Ces incitants fiscaux peuvent être mis en difficulté en presence d’un Etat dont la politique fiscale en matière de lutte contre l’évasion fiscale au sens large n’est pas bien circonscrite. Un juste équilibre entre ces deux catégories d’incitants fiscaux permet d’établir la carte d’identité d’un Etat eu égard à son attrait et à sa compétitivité sur la scène financière internationale.

Ces dernières années, la lutte contre la fraude fiscale fut l’objet d’une attention particulière des autorités belges et internationales. Des thématiques telles que les paradis fiscaux, le renforcement des dispositions anti-abus ou encore la levée du secret bancaire furent à l’origine d’un engouement législatif.

Crise financière mondiale :
« l’ère du secret bancaire est révolu »


La chute des marchés boursiers et la faillite de plusieurs banques ont engendré une crise systémique et une récession mondiale. La nécessaire stabilisation des marchés et la protection des épargnants ont décidé les Etats à intervenir massivement dans le sauvetage des institutions financières. La conséquence en fut un endettement massif des Etats et des déficits publics lourdement creusés.

A l’occasion du sommet du G20 à Londres, les grandes puissances mirent une pression massive sur les plus petits Etats afin d’instaurer une plus grande transparence fiscale.

L’OCDE fut mandatée par la communauté internationale pour rédiger différentes listes de pays considérés comme non-coopératifs sur le plan de la transparence basée sur l’échange de renseignements. Sur la liste grise (pays qui ne sont pas encore suffisamment coopératifs) des « paradis fiscaux » se retrouvait 38 pays tels Monaco, la Suisse, le Liechtenstein, le Luxembourg mais également la Belgique.

En ce qui concerne le Belgique, une attention particulière fut reserve au «secret bancaire» qui était limitativement encore présent. La levée de ce secret dans le cadre des échanges de renseignements basés sur les conventions fiscales fut annoncée très rapidement par le gouvernement suite à la publication de la liste grise par l’OCDE. Actuellement, ces accords en matière d’échange de renseignements ne sont pas encore entrés en vigueur.

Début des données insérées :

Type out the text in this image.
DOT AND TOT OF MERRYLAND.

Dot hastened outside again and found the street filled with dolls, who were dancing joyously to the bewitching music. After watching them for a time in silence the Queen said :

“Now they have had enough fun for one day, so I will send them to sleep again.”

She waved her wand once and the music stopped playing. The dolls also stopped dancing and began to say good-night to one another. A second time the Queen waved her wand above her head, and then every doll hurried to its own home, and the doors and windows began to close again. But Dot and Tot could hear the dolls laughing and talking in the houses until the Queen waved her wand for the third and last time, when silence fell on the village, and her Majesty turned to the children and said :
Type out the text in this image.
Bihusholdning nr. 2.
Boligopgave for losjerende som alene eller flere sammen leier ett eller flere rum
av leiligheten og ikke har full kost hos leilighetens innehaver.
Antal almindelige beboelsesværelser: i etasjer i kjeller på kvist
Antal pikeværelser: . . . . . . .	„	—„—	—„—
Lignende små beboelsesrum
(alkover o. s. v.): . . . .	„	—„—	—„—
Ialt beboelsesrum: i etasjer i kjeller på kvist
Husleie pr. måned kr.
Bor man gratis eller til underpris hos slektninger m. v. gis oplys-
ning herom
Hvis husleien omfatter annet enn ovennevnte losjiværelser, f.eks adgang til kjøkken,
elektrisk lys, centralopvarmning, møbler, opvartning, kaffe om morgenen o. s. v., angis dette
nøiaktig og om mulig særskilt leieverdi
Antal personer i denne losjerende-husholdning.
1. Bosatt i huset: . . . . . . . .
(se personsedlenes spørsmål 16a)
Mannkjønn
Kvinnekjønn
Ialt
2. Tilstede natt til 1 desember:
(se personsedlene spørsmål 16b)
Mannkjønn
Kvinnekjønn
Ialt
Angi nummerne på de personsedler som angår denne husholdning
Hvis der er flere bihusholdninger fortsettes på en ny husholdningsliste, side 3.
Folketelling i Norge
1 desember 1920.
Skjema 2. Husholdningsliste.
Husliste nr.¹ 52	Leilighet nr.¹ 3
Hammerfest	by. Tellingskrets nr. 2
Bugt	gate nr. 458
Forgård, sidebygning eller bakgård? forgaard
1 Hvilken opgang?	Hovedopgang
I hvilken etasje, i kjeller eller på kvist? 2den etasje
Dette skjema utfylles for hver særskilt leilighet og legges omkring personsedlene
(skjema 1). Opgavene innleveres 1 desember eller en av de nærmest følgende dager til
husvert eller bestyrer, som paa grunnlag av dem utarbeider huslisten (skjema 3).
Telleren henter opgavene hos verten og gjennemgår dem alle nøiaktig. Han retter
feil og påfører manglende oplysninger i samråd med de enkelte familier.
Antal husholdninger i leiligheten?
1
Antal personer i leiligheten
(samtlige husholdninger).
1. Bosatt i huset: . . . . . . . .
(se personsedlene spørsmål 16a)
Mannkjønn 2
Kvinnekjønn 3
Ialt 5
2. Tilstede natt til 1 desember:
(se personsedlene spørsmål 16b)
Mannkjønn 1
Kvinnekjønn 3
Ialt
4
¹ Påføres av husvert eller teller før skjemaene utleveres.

Le gouvernement en affaires courantes vient de déposer un projet de loi visant à régulariser cette situation.

Enfin, la Belgique a publié en 2010 sa propre nouvelle liste de paradis fiscaux. En cas d’investissement dans ces pays, de nouvelles obligations sont nées à charge des sociétés résidentes belges ou des établissements stables de sociétés étrangères en Belgique.

Nouvelle obligation de déclaration de paiement pour les sociétés belges

Depuis un an, en cas de paiement de plus de 100.000 EUR à des residents fiscaux établis dans des paradis fiscaux, dont la liste est établie par arrêté royal, et qui contient les pays désignés par l’OCDE comme non-coopératifs ou dont le taux à l’impôt des sociétés est inférieur à 10%, une déclaration par les sociétés belges (et les établissements stables belges des sociétés étrangères) est nécessaire afin qu’elles puissent maintenir leur droit à la déductibilité. En l’absence de telle déclaration, le droit à la déduction est automatiquement rejeté. Néanmoins, ce droit reste soumis à l’obligation de démontrer que les opérations visant à conserver ou à acquérir des revenus (art. 479 CIR/92) sont réalisées d’une manière sincere et réelle, et n’ont pas comme objet principal la volonté d’éluder l’impôt (constructions artificielles).

Cette nouvelle liste contient des pays tels Andorre, les Bahamas, les Bermudes, les Iles Vierges britanniques, Guernesey, Abu Dhabi, les îles Cayman, Jersey, ou encore Monaco. De telles listes sont de plus en plus répandues en Europe.

L’investissement par des entreprises dans ce type de juridictions nécessitera à l’avenir une prise en compte plus grande des consequences fiscales négatives possibles (application de dispositifs anti-abus, perte des droits liés à des incitants fiscaux, etc.).

Commission d’enquête parlementaire chargée d’examiner les grands dossiers de fraude fiscale en Belgique


La commission d’enquête fut mise en place le 10 avril 2008 par la Chambre en vue d’examiner les grands dossiers de fraude fiscale. En effet, de grands dossiers de fraude fiscale représentant des montants gigantesques d’impôt éludé ont connu une fin étonnante. Récemment encore, le célèbre dossier KB-Lux fut anéanti en appel à la suite de suspicions de preuves illégalement recueillies et d’un dossier bafouant les droits de la défense. D’autres dossiers emblématiques furent examinés par la Commission. Tel est le cas des célèbres dossiers QFIE, Beaulieu ou encore des procès relatives aux sociétés de liquidités probablement prescrits.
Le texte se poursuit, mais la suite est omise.